Compare and save. Why the price swings? Howard Schiff, executive director of the Maryland Pharmacists Association, explains that pharmacies generally buy their drugs from a wholesaler, who doesn't sell to every drugstore at the same price. Once the drug is in the pharmacy, each owner chooses how much to mark it up. Because fewer than 10 percent of consumers comparison-shop for prescriptions the way they might for a quart of milk--and drug prices generally are not advertised--pharmacies don't worry that higher prices will drive people away, says Stanford economist Alan Sorensen.
"Whether it's a toaster or a refrigerator or a suit or a car, I can't think of another consumer product that one would need or want that you can't comparison-shop except for prescription drugs," says Joe Curran, Maryland's attorney general. In response, he and his staff launched a website last spring, www.oag.state.md.us/Drug prices/index.htm, where people search drug prices at pharmacies around the state. The New York State attorney general's office launched its own version last month, www.nyagrx.com, and reported over a million hits the first week. New Mexico and Maine have similar information on their state websites.

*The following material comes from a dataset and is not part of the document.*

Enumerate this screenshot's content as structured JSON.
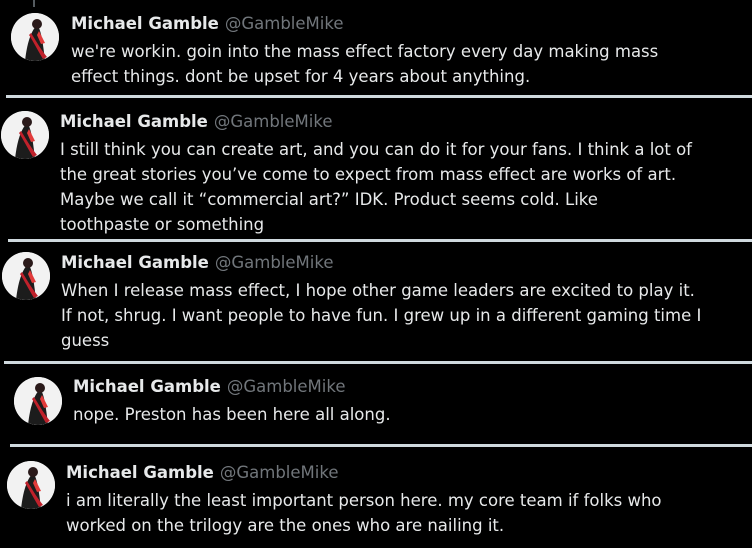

There is a downside to hopping from drugstore to drugstore. "If people price-shop, they're going to lose some protection" that comes from having one pharmacy track all your medications, says Steve Wienner, a Baltimore pharmacist. Going to many pharmacies keeps one pharmacist from noticing potentially harmful interactions between prescriptions. Many pharmacists, he says, are willing to work with customers who are trying to cut costs by pointing out equivalent drugs that are less expensive. Comparison-shopping is further complicated because pharmacies that have the best price on one drug don't usually have the lowest prices across the board, so finding a good price on one drug at a pharmacy does not guarantee a cheaper total bill. But if big savings are your biggest priority, you'd better shop around.
This story appears in the September 20, 2004 print edition of U.S. News & World Report.